Dini Bilgiler
Allah’a teslimiyet, gönüldeki kederi ve sıkıntıyı giderir
Allah’a teslimiyet, gönüldeki kederi ve sıkıntıyı giderir; ruh, sevdiği ile beraber olur. Kulun mâneviyattaki derecesi, teslimiyeti ölçüsündedir. Teslimiyet noksanlığından birçok verimsiz, üzücü hâller tecellî eder. Her şeyde tereddüdü, vesvesesi artar.
Allah dostlarının nazarında, Cenâb-ı Hakk’ın takdîrine rızâ ve teslîmiyet gösterip dâimâ Hakk’a tevekkül etmek çok mühimdir. Mûsâ Efendi g bu hususta şöyle buyurur:
“Kul, her varlığın yegâne sahibinin Cenâb-ı Hak olduğunu tam idrâk ederse, insanların, ne mevkide olurlarsa olsunlar, birer âciz zavallılar zümresi olduğunu ve ellerinde mahdut bir salâhiyetten başka bir kuvvetleri olmadığını anlar. En yakınlarına, hattâ çoluk çocuğuna dahî bel bağlamaz. Malına ve makâmına güvenmez. Her şeyin Hak -celle ve alâ-’nın yardımı ile tecellî ettiğini bilir. Yaratan’ına karşı, bilgisi, bağlılığı, sevgisi, teslîmiyet ve tevekkülü artar, yaratılmışlardan hiçbir şey beklemez hâle gelir.”[1]
ALLAH VE RASULÜ’NÜN EMİRLERİNE BOYUN EĞMEK
Muhterem Musa Topbaş Üstâdımız’ın üzerinde en çok durduğu hususlardan biri de teslîmiyetti. Allah ve Rasûlü’nün her emrine cân u gönülden boyun eğer ve şöyle buyururlardı:
“Bu yolda huzûra kavuşmak, ancak teslîmiyetle elde edilir. Kimi evlâdından, kimi malından, kimi de daha farklı hususlardan iptilâlara düşer. Mü’minin dünyada tam rahatlığı olmaz. Cenâb-ı Hak dâimâ mahzun ve gönlü kırıkların yanındadır. Sadrı dar olanlar ise her şeyden huzursuz oldukları gibi etraflarına da darlık verirler.
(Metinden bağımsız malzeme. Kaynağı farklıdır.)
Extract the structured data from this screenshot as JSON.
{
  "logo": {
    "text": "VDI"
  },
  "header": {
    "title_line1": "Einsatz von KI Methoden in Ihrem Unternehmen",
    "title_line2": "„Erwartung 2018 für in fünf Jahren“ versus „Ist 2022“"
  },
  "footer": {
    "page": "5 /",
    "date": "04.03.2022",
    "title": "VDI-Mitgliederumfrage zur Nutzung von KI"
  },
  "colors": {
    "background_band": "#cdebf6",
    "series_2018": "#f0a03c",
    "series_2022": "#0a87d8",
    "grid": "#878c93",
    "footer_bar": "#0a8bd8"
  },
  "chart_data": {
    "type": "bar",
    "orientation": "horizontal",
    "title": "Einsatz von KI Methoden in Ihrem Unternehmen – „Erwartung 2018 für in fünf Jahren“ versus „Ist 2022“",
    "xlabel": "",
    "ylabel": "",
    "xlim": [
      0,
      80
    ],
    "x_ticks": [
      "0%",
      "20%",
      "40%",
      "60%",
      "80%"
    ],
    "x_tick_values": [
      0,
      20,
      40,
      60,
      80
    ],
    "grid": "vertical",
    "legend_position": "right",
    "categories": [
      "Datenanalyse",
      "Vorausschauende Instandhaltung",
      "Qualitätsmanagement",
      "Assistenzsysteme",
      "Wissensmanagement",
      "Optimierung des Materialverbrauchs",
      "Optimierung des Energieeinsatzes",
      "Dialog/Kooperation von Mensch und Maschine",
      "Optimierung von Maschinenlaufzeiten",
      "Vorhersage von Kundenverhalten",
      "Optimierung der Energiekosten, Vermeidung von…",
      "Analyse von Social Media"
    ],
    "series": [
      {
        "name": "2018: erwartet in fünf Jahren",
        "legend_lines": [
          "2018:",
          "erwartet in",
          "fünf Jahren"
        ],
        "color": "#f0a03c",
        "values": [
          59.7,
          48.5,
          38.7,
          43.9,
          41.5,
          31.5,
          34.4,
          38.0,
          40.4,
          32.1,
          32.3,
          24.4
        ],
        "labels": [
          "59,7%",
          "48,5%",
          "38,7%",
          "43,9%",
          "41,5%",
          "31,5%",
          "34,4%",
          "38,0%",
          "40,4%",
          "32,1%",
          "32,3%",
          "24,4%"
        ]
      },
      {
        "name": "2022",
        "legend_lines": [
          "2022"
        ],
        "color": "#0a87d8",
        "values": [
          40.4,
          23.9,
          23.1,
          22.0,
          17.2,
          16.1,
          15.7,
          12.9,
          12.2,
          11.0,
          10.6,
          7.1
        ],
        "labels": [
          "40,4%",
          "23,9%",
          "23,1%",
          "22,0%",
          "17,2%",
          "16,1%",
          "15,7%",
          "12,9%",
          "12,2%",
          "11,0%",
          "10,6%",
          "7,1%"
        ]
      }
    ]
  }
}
Böyle kişilerin nâfile ibadetleri çok olsa bile mâneviyattan fazla nasîb alamazlar.”[2]
HÂLE RIZA GÖSTERMEK
“Teslîmiyet, gönüldeki kederi ve sıkıntıyı izâle eder; ruh, sevdiği ile beraber olur. Kulun mâneviyattaki derecesi, teslîmiyeti ölçüsündedir… Teslîmiyet noksanlığından birçok verimsiz, üzücü hâller tecellî eder. Her şeyde tereddüdü, vesvesesi artar.”[3]
Muhterem Üstâdımız, hemen her hususta akıl ve basîretle hareket eder ve üzerine düşen zâhirî ve bâtınî bütün tedbirleri lâyıkıyla yerine getirmeye gayret gösterirdi. Ancak netice ortaya çıktıktan sonra da; “Hâli kabûllenmeli ve hâle rızâ göstermeli.” buyurarak teslîmiyet gösterirdi.